WASHINGTON (Reuters) - Legislation to force U.S. banks to drastically raise their capital buffers - a proposal that has been criticized as a veiled attempt to break up the biggest banks - was presented in a slightly weakened form by two senators on Wednesday.
The two, Sherrod Brown, an Ohio Democrat, and David Vitter, a Louisiana Republican, want to ditch a global accord on capital standards known as Basel III and put more straightforward caps on how much banks can borrow.
The bill, which adds to a rising chorus of big-bank critics in Washington even if it stands little chance of getting adopted, requires banks with more than $500 billion in assets to have at least 15 percent of shareholder equity.
In a draft proposal, Brown and Vitter had set a minimum capital ratio of 10 percent for all banks, but the final text of the bill lowered that to 8 percent for those banks with more than $50 billion in assets.
Bank regulators could set the capital ratio for banks that were even smaller, the bill said.
“This is a bank break-up proposal,” said Tony Fratto, who works at consulting firm Hamilton Place Strategies. “Mandating new and punitive capital charges, and walking away from international agreements ... is misguided.”
The debate about whether Washington has done enough to stave off the risk of a taxpayer bailout of Wall Street has heated up in recent weeks, with politicians and even some regulators calling to do more to prevent the next crisis.
Basel III calls on banks to hold up to 13 percent of capital, but that level is determined based on the riskiness of assets, making it far less demanding than the Brown-Vitter proposal.
Many lawmakers, banks and regulators have also criticized the Basel approach as too complicated.
There is little chance of political consensus on any plan to carve up banks such as JPMorgan Chase, Citigroup or Bank of America, though another major mishap at one of these banks might change that.
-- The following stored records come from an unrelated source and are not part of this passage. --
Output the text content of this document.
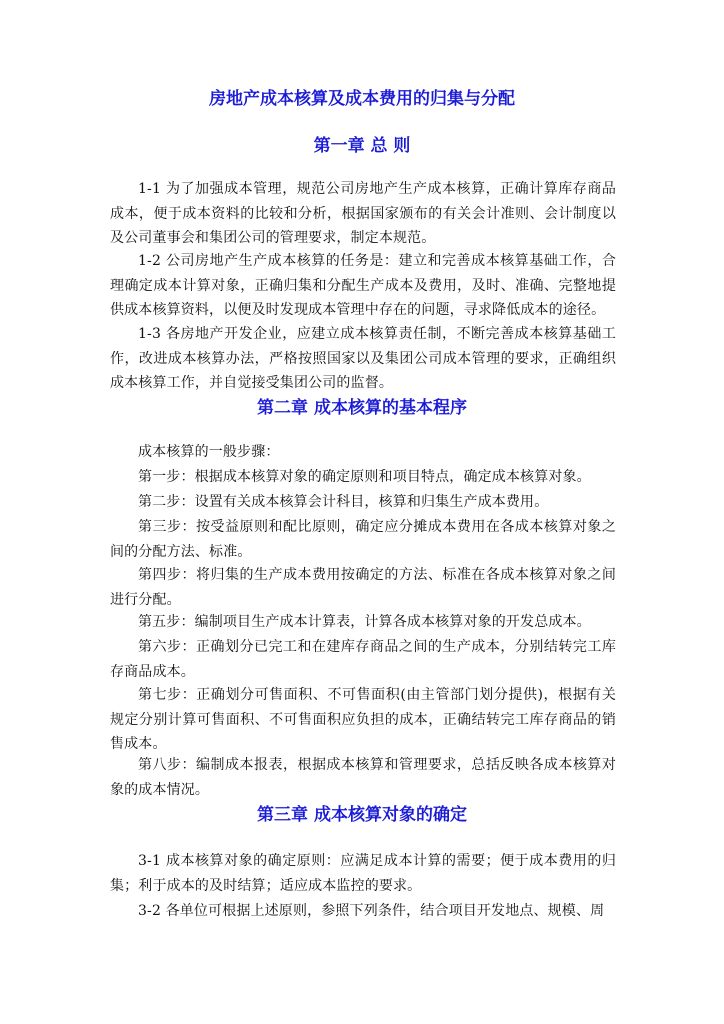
房地产成本核算及成本费用的归集与分配
第一章 总 则

1-1 为了加强成本管理，规范公司房地产生产成本核算，正确计算库存商品成本，便于成本资料的比较和分析，根据国家颁布的有关会计准则、会计制度以及公司董事会和集团公司的管理要求，制定本规范。

1-2 公司房地产生产成本核算的任务是：建立和完善成本核算基础工作，合理确定成本计算对象，正确归集和分配生产成本及费用，及时、准确、完整地提供成本核算资料，以便及时发现成本管理中存在的问题，寻求降低成本的途径。

1-3 各房地产开发企业，应建立成本核算责任制，不断完善成本核算基础工作，改进成本核算办法，严格按照国家以及集团公司成本管理的要求，正确组织成本核算工作，并自觉接受集团公司的监督。

第二章 成本核算的基本程序

成本核算的一般步骤：

第一步：根据成本核算对象的确定原则和项目特点，确定成本核算对象。

第二步：设置有关成本核算会计科目，核算和归集生产成本费用。

第三步：按受益原则和配比原则，确定应分摊成本费用在各成本核算对象之间的分配方法、标准。

第四步：将归集的生产成本费用按确定的方法、标准在各成本核算对象之间进行分配。

第五步：编制项目生产成本计算表，计算各成本核算对象的开发总成本。

第六步：正确划分已完工和在建库存商品之间的生产成本，分别结转完工库存商品成本。

第七步：正确划分可售面积、不可售面积(由主管部门划分提供)，根据有关规定分别计算可售面积、不可售面积应负担的成本，正确结转完工库存商品的销售成本。

第八步：编制成本报表，根据成本核算和管理要求，总括反映各成本核算对象的成本情况。

第三章 成本核算对象的确定

3-1 成本核算对象的确定原则：应满足成本计算的需要；便于成本费用的归集；利于成本的及时结算；适应成本监控的要求。

3-2 各单位可根据上述原则，参照下列条件，结合项目开发地点、规模、周
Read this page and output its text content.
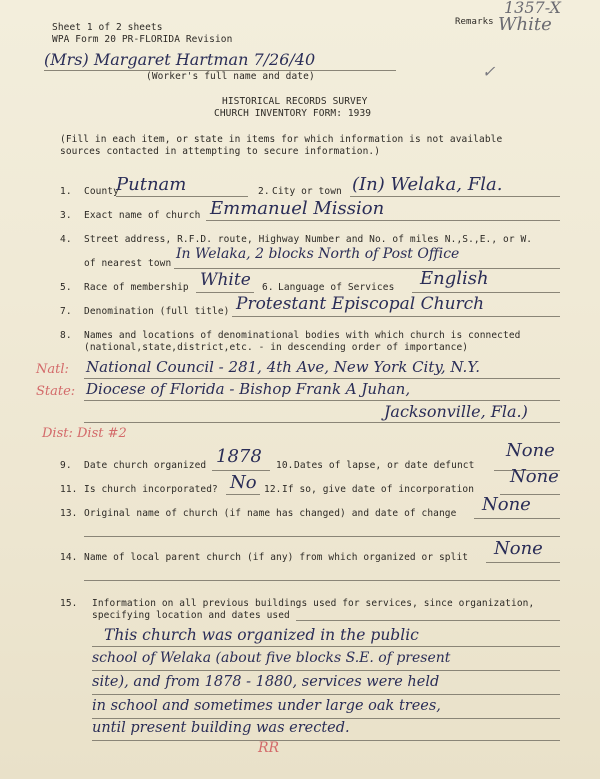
Sheet 1 of 2 sheets
WPA Form 20 PR-FLORIDA Revision
Remarks White
1357-X
(Mrs) Margaret Hartman 7/26/40
(Worker's full name and date)	✓
HISTORICAL RECORDS SURVEY
CHURCH INVENTORY FORM: 1939
(Fill in each item, or state in items for which information is not available
sources contacted in attempting to secure information.)
1. County
Putnam	2. City or town (In) Welaka, Fla.
3. Exact name of church Emmanuel Mission
4. Street address, R.F.D. route, Highway Number and No. of miles N.,S.,E., or W.
of nearest town
In Welaka, 2 blocks North of Post Office
5. Race of membership White 6. Language of Services English
7. Denomination (full title) Protestant Episcopal Church
8. Names and locations of denominational bodies with which church is connected
(national,state,district,etc. - in descending order of importance)
Natl:
State:
National Council - 281, 4th Ave, New York City, N.Y.
Diocese of Florida - Bishop Frank A Juhan,
Jacksonville, Fla.)
Dist: Dist #2
9. Date church organized 1878 10. Dates of lapse, or date defunct
None
11. Is church incorporated? No 12. If so, give date of incorporation
None
13. Original name of church (if name has changed) and date of change None
14. Name of local parent church (if any) from which organized or split None
15. Information on all previous buildings used for services, since organization,
specifying location and dates used
This church was organized in the public
school of Welaka (about five blocks S.E. of present
site), and from 1878 - 1880, services were held
in school and sometimes under large oak trees,
until present building was erected.
RR
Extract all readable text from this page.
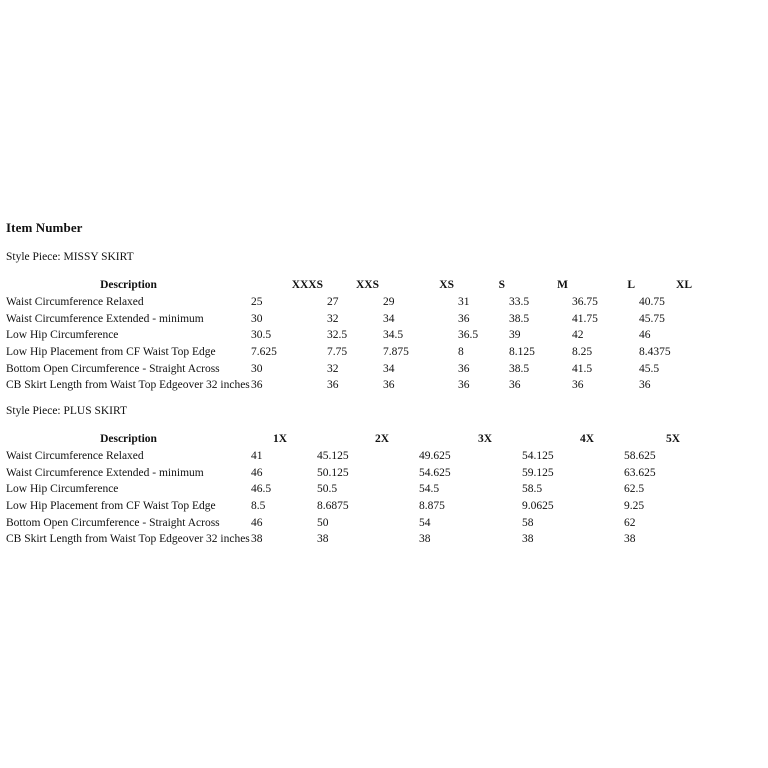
Item Number
Style Piece: MISSY SKIRT
Description	XXXS	XXS	XS	S	M	L	XL
Waist Circumference Relaxed	25	27	29	31	33.5	36.75	40.75
Waist Circumference Extended - minimum	30	32	34	36	38.5	41.75	45.75
Low Hip Circumference	30.5	32.5	34.5	36.5	39	42	46
Low Hip Placement from CF Waist Top Edge	7.625	7.75	7.875	8	8.125	8.25	8.4375
Bottom Open Circumference - Straight Across	30	32	34	36	38.5	41.5	45.5
CB Skirt Length from Waist Top Edgeover 32 inches	36	36	36	36	36	36	36
Style Piece: PLUS SKIRT
Description	1X	2X	3X	4X	5X
Waist Circumference Relaxed	41	45.125	49.625	54.125	58.625
Waist Circumference Extended - minimum	46	50.125	54.625	59.125	63.625
Low Hip Circumference	46.5	50.5	54.5	58.5	62.5
Low Hip Placement from CF Waist Top Edge	8.5	8.6875	8.875	9.0625	9.25
Bottom Open Circumference - Straight Across	46	50	54	58	62
CB Skirt Length from Waist Top Edgeover 32 inches	38	38	38	38	38
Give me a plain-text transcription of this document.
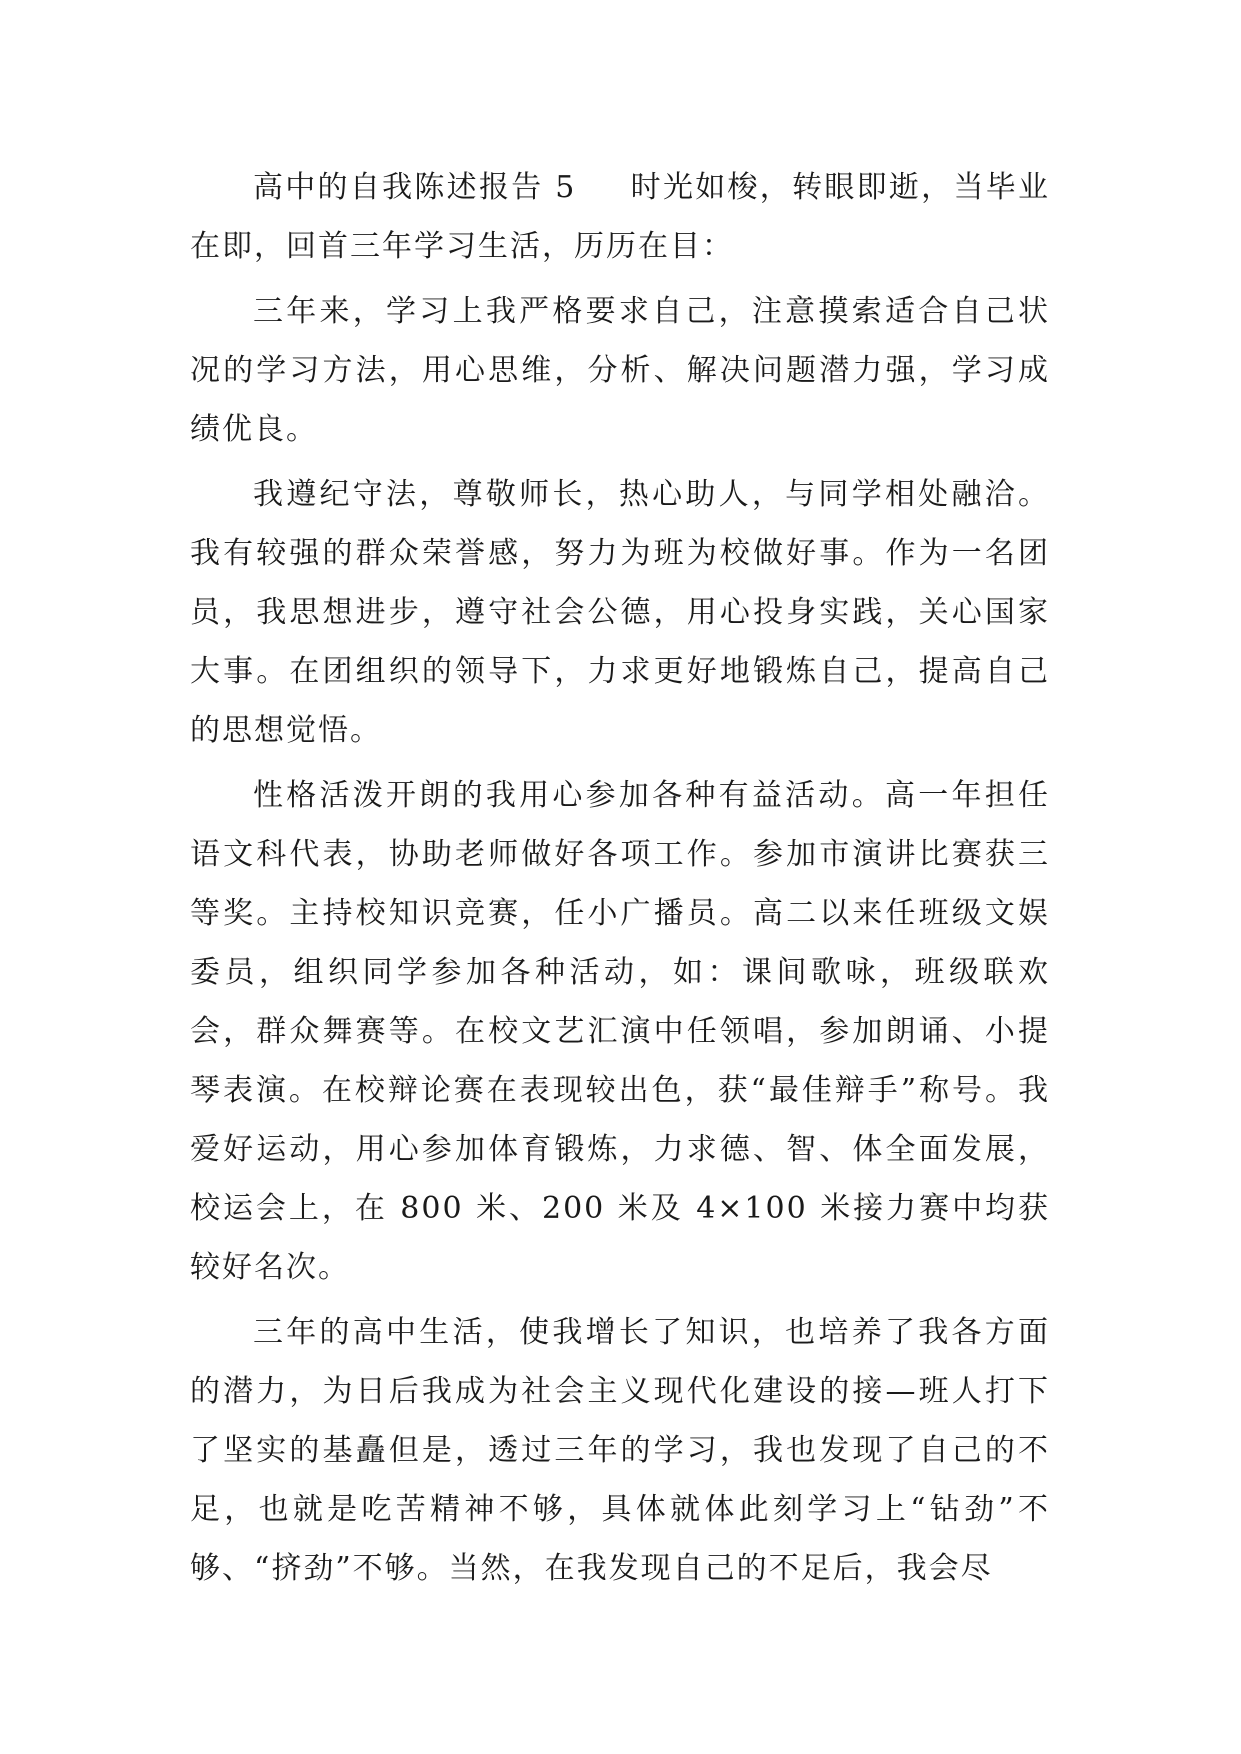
高中的自我陈述报告 5 时光如梭，转眼即逝，当毕业在即，回首三年学习生活，历历在目：

三年来，学习上我严格要求自己，注意摸索适合自己状况的学习方法，用心思维，分析、解决问题潜力强，学习成绩优良。

我遵纪守法，尊敬师长，热心助人，与同学相处融洽。我有较强的群众荣誉感，努力为班为校做好事。作为一名团员，我思想进步，遵守社会公德，用心投身实践，关心国家大事。在团组织的领导下，力求更好地锻炼自己，提高自己的思想觉悟。

性格活泼开朗的我用心参加各种有益活动。高一年担任语文科代表，协助老师做好各项工作。参加市演讲比赛获三等奖。主持校知识竞赛，任小广播员。高二以来任班级文娱委员，组织同学参加各种活动，如：课间歌咏，班级联欢会，群众舞赛等。在校文艺汇演中任领唱，参加朗诵、小提琴表演。在校辩论赛在表现较出色，获“最佳辩手”称号。我爱好运动，用心参加体育锻炼，力求德、智、体全面发展，校运会上，在 800 米、200 米及 4×100 米接力赛中均获较好名次。

三年的高中生活，使我增长了知识，也培养了我各方面的潜力，为日后我成为社会主义现代化建设的接—班人打下了坚实的基矗但是，透过三年的学习，我也发现了自己的不足，也就是吃苦精神不够，具体就体此刻学习上“钻劲”不够、“挤劲”不够。当然，在我发现自己的不足后，我会尽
The Senate last month approved a largely symbolic measure to eliminate a “subsidy” banks receive in the form of cheaper borrowing, because markets assume that governments will always bail them out if they land in trouble.
Small banks grouped together in the Independent Community Bankers of America (ICBA) welcomed the law, which also provides relief for small banks from a range of other rules that have been written after the financial crisis.
Representative Jeb Hensarling - a Texas Republican who chairs the influential House Financial Services Committee - equally promised small banks relief from the increasing regulatory burden at an ICBA conference on Wednesday.
Democrats and Republicans in the committee were negotiating about a “bipartisan regulatory relief bill”, Hensarling said. He declined to say what would be in the bill.